'Dull! Here, with you!'
'It was after you danced that night with Sidney Mercer. I thought the whole thing out. You're so much younger than I, Min. It didn't seem right for you to have to spend your life being read to by a fellow like me.'
'But I loved it!'
'You had to dance. Every girl has to. Women can't do without it.'
'This one can. Henry, listen! You remember how ill and worn out I was when you met me first at that farm? Do you know why it was? It was because I had been slaving away for years at one of those places where you go in and pay five cents to dance with the lady instructresses. I was a lady instructress. Henry!
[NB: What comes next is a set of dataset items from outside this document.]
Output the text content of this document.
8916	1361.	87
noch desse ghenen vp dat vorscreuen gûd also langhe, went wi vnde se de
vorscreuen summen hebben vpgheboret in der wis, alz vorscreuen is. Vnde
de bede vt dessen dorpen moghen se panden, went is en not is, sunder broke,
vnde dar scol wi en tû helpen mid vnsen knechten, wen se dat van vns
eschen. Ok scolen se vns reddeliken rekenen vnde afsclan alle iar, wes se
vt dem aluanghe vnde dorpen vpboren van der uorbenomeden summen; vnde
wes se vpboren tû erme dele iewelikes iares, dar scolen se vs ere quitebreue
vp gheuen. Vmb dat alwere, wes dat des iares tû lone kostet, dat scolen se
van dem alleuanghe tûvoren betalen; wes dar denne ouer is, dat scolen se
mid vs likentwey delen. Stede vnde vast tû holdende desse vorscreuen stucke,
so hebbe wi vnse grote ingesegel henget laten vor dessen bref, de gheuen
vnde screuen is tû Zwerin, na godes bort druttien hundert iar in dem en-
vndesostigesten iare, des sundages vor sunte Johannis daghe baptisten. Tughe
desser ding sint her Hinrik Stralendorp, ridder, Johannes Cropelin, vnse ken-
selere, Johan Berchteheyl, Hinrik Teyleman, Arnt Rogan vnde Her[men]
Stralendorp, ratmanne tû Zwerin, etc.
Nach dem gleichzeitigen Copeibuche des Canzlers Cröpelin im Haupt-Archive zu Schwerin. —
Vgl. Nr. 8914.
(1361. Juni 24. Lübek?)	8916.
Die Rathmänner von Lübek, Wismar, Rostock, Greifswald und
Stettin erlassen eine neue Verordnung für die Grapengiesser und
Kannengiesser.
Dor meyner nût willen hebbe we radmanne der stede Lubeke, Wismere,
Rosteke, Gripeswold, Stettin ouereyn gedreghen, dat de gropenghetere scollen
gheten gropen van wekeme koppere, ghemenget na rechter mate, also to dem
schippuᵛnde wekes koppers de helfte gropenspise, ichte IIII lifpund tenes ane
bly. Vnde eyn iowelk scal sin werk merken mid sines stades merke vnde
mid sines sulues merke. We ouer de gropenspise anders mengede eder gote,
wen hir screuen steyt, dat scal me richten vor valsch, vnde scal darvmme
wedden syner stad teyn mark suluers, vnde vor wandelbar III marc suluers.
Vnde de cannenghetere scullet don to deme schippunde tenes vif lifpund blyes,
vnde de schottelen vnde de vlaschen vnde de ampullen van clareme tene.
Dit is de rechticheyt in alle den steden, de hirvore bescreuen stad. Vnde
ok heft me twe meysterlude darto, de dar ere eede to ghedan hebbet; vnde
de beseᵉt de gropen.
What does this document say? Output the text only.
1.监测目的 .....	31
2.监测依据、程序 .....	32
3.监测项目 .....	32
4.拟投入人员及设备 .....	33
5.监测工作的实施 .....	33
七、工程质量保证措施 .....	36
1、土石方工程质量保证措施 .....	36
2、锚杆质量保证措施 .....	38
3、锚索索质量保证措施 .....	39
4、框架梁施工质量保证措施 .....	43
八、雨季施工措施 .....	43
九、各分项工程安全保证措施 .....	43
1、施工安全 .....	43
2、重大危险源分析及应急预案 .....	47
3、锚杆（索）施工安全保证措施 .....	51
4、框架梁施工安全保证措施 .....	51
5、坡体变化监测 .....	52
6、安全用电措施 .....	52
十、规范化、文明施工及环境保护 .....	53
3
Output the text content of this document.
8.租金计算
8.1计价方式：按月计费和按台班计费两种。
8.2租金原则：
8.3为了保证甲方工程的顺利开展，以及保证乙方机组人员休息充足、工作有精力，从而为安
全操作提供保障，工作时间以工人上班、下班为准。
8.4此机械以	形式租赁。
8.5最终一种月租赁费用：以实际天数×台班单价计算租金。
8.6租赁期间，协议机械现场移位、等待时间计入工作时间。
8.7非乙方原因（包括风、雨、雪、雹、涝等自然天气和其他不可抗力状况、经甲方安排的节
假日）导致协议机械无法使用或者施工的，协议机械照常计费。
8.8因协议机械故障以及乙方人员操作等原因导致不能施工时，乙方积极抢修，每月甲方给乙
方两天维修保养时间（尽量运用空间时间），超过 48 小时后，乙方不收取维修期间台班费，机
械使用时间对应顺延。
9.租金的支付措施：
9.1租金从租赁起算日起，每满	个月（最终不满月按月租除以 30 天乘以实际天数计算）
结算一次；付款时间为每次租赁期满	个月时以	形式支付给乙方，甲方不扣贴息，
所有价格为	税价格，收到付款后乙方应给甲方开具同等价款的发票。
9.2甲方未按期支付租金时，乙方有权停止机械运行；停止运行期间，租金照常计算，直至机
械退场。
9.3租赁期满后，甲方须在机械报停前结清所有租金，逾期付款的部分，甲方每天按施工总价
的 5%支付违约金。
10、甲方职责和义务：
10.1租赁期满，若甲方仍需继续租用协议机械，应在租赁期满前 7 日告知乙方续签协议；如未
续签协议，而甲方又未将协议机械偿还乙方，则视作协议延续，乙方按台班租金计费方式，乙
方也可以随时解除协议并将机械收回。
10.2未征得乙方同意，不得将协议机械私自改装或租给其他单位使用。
Just think what I went through! Every day having to drag a million heavy men with large feet round a big room. I tell you, you are a professional compared with some of them! They trod on my feet and leaned their two hundred pounds on me and nearly killed me. Now perhaps you can understand why I'm not crazy about dancing! Believe me, Henry, the kindest thing you can do to me is to tell me I must never dance again.'
'You—you—' he gulped. 'Do you really mean that you can—can stand the sort of life we're living here? You really don't find it dull?'
'Dull!'
She ran to the bookshelf, and came back with a large volume.
'Read to me, Henry, dear. Read me something now. It seems ages and ages since you used to. Read me something out of the Encyclopaedia!'
Henry was looking at the book in his hand. In the midst of a joy that almost overwhelmed him, his orderly mind was conscious of something wrong.